In his speech delivered on July 21, 1848, Weitling, who called himself “a democrat, socialist and communist”, proclaimed as a vital task of the revolution the establishment of a dictatorial Provisional Government consisting of a narrow circle of persons—”very keen people”, having in mind himself as the sole dictator. Like Gottschalk, Weitling ignored the bourgeois-democratic character of the revolution and called for immediate and revolutionary fulfilment of his Utopian plans for social transformation, considering that political questions merely distracted from the main aim. At the next meeting of the Democratic Society on August 4, Marx gave his reply. We can only judge the contents of his speech from this newspaper report. The author of this highly imperfect report, apparendy, did not clearly understand the meaning of Marx’s speech and some propositions are therefore presented in very confusing and inexact manner.
In his speech, Marx dealt especially with the peculiarities of the German revolution and its vital task: to eliminate the remnants of feudalism. In his controversy with Weitling, Marx stressed the close connection between political and social struggle, the inseparability and interdependence of political and social demands. The principal difference between Marx’s position and that of Weiding was also manifest in the issue of the form of government which should be established after the victory of the revolution. Emphatically rejecting the idea of a one-man dictatorship, Marx saw the necessity to establish a revolutionarydemocratic dictatorship founded on the union of those classes which had accomplished the revolution — proletariat, peasantry and petty bourgeoisie.
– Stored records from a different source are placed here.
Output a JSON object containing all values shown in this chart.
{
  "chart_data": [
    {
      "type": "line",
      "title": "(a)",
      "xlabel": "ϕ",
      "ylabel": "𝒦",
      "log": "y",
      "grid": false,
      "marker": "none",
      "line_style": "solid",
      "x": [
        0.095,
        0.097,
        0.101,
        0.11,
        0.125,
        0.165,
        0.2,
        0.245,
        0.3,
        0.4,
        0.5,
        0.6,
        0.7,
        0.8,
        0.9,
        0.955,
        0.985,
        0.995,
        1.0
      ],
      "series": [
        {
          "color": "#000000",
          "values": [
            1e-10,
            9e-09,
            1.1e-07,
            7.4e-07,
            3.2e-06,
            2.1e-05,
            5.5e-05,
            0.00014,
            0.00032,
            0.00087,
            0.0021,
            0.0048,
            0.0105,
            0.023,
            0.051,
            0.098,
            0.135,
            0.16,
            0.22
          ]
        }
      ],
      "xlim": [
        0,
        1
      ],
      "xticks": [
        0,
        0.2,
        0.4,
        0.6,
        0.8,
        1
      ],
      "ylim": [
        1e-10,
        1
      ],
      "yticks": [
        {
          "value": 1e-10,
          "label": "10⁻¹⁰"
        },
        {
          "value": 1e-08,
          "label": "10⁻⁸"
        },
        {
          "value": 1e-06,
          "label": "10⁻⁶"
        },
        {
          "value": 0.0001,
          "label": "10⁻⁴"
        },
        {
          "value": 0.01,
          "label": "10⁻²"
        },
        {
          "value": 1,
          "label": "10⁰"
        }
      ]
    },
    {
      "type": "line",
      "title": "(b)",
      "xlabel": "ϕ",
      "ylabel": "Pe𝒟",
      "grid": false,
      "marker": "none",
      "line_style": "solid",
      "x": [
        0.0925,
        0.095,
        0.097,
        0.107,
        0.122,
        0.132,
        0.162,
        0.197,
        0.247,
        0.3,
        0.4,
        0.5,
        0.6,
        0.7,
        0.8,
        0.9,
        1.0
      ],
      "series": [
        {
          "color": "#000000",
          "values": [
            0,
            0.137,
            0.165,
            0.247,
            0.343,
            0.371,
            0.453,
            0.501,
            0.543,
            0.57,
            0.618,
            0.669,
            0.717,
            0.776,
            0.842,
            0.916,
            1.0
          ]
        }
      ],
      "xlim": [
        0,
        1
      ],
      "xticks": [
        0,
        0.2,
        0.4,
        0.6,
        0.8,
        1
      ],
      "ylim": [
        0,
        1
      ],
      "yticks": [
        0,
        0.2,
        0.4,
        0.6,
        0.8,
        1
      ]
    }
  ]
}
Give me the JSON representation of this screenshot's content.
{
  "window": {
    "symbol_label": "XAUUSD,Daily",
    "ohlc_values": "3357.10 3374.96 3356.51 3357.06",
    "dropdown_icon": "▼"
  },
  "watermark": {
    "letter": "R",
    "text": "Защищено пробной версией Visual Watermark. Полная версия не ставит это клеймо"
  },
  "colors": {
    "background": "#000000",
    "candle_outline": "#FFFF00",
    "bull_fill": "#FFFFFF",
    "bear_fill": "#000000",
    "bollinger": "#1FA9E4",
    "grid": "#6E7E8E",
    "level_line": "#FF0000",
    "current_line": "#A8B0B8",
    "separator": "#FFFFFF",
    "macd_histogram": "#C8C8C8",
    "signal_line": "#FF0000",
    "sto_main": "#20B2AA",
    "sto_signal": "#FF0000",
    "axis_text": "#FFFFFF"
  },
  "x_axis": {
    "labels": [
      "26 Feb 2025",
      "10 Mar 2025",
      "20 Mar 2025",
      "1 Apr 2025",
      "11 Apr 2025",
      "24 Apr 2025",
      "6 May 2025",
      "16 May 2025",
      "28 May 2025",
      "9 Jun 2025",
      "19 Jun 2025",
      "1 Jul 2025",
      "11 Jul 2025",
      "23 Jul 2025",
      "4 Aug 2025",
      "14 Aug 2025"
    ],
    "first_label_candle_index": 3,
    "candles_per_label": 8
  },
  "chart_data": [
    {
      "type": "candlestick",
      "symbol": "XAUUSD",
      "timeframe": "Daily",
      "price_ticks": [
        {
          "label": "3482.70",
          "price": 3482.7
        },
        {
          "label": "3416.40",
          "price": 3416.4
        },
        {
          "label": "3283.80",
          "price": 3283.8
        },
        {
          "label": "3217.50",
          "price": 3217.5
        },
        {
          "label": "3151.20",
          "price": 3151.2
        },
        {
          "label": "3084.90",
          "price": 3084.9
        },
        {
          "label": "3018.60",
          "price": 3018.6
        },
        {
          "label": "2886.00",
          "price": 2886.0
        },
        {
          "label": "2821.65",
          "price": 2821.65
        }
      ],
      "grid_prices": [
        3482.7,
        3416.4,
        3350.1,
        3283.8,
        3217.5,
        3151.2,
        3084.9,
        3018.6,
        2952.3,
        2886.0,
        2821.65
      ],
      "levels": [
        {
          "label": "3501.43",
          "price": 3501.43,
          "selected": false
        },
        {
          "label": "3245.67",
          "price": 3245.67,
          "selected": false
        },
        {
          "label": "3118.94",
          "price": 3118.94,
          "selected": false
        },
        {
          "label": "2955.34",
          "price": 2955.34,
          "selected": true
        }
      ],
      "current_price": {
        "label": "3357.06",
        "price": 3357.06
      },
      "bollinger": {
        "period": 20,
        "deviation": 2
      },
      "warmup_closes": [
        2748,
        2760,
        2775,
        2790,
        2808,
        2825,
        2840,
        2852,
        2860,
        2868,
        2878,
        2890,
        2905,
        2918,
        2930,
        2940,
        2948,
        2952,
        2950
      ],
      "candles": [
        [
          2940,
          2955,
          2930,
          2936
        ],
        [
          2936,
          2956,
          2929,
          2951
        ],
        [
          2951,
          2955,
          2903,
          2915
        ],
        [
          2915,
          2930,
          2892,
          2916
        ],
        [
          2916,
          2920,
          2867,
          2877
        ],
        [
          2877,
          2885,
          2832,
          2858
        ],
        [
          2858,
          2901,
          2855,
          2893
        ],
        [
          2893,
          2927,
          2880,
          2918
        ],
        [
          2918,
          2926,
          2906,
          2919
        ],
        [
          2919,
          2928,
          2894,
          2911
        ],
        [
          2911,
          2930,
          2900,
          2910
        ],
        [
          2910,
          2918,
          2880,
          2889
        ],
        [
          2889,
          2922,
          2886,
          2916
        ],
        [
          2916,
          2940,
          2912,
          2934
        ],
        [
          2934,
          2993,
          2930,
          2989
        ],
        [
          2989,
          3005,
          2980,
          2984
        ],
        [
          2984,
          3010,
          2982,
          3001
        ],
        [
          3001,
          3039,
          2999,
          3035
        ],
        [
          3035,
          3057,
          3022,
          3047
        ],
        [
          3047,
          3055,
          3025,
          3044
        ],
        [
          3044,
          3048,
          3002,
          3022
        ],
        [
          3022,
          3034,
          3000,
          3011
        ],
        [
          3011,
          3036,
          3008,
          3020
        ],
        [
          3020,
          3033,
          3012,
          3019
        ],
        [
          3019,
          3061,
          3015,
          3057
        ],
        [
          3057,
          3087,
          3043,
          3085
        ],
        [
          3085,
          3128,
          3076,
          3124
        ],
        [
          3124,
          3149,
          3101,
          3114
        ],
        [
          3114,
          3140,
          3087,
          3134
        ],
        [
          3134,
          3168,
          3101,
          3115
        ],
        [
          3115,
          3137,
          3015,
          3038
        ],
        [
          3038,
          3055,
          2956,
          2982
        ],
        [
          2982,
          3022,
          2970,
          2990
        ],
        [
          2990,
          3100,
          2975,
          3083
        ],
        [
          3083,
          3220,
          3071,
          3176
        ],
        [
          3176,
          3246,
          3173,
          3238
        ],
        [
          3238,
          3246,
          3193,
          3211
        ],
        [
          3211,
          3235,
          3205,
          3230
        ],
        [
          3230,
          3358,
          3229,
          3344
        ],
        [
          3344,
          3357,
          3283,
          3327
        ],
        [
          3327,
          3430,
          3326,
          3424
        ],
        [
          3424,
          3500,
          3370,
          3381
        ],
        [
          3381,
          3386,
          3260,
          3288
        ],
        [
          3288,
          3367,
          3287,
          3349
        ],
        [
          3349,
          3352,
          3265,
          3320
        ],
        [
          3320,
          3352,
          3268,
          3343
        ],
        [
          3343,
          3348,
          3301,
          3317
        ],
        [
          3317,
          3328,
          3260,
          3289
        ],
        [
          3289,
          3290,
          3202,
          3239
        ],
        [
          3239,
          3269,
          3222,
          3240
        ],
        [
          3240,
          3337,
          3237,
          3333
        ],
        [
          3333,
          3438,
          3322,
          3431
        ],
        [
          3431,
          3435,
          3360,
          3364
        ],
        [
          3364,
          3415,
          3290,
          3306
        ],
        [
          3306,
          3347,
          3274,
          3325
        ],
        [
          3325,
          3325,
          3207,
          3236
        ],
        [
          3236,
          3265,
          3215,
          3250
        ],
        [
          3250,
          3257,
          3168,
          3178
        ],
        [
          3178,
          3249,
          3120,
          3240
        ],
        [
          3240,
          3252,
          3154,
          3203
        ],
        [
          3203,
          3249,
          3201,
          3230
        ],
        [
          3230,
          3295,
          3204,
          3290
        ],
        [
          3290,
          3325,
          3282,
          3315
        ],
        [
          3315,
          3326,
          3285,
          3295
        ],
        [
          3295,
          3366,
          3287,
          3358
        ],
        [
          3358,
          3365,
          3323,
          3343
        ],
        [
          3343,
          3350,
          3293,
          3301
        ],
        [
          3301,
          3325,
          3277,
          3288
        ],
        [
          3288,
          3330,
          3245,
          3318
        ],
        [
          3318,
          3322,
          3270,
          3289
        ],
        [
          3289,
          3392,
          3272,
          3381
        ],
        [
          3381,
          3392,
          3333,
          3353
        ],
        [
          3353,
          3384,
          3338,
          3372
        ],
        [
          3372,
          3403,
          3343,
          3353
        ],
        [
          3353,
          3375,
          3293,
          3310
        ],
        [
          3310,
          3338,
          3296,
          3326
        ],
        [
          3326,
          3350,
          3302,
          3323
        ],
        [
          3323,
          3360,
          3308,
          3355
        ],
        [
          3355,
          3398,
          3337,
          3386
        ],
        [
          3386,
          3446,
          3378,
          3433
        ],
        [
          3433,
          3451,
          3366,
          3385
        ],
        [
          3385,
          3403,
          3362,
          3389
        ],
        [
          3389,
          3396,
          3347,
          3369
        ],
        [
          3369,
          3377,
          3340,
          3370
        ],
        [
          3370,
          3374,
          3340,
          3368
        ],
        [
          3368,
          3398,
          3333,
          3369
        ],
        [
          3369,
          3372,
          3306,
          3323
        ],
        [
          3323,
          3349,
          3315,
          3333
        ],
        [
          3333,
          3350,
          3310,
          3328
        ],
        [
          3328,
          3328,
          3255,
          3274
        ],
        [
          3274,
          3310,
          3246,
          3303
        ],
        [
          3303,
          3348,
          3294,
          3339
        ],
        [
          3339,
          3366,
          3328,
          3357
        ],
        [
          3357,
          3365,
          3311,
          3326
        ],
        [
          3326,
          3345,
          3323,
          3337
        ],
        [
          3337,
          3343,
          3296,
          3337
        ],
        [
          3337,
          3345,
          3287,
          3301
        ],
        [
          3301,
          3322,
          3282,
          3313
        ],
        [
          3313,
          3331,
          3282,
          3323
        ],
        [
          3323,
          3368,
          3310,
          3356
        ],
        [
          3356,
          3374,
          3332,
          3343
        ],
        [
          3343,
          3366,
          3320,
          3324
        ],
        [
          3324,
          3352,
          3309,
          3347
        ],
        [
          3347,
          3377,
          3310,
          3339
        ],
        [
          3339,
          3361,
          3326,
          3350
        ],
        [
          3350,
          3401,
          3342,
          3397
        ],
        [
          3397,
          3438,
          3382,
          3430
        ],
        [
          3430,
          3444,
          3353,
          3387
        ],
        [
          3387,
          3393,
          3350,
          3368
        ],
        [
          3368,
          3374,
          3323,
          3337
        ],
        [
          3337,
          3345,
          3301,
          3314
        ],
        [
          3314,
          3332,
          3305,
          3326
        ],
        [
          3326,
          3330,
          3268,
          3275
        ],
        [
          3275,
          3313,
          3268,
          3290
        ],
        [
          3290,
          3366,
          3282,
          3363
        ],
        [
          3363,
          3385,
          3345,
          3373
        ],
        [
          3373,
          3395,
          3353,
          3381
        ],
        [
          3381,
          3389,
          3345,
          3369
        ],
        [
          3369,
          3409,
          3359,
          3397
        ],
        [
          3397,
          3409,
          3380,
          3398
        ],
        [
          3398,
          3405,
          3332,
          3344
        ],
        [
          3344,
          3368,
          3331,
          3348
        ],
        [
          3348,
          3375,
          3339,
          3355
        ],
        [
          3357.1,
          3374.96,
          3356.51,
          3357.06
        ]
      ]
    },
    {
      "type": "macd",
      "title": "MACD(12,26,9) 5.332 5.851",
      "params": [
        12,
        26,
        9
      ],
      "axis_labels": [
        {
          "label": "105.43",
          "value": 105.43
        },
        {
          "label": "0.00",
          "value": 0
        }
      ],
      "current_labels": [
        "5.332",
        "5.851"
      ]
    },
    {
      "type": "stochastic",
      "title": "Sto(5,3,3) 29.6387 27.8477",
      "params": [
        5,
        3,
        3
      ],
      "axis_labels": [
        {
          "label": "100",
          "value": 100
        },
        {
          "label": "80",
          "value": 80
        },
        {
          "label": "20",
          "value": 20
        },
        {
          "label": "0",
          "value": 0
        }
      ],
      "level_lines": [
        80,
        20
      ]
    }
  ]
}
[...] Hereupon Dr. Marx, editor-in-chief of the Neue Rheinische Zeitung, examines the principles of Herr Weitling, pronounced at the meeting of the Democratic Society held a fortnight ago, and in a pithy and fairly long speech seeks to prove, on the grounds of the historical development of the revolutions that have taken place during the last few centuries, that, the separation of political and social interests assumed by Weitling is as unthinkable as their direct opposition, that, rather, the political and social interests must interpenetrate. The claim that social development retards political development was also incorrect; unfortunately, in respect of social development we Germans had only now arrived at the point which the French had already reached in the year 1789; the present contradictions could only be resolved by sharply defining them and emphasising the interests of the individual classes; only in this way, that is by using intellectual weapons, can an amicable settlement be achieved. The disregard of the position of the various strata of the population to one another, the refusal to make reciprocal concessions and wrong notions about class relations have led to the bloody outcome in Paris. The dictatorship which Weitling proposed as the most desirable constitutional form is, for similar reasons, regarded by Marx as impractical and quite unfeasible, since power cannot be attained by a single class; the intention to carry on a dictatorship in accordance with a system devised by a single brain, deserves to be called nonsensical. On the contrary, the governing power, just as the Provisional Government in Paris, must consist of the most heterogeaneous elements, which by means of an exchange of views have to agree on the most appropriate mode of administration.
Herr Engels reports on the Government’s rejection of the application for citizenship of Dr. Marx. As the latter was a Rhineland Prussian by birth, and as since the March revolution all political refugees have had their citizenship restored to them, this interpretation of citizenship involved injustice and breach of faith; he would thereby be regarded as a foreigner who could be expelled at any time.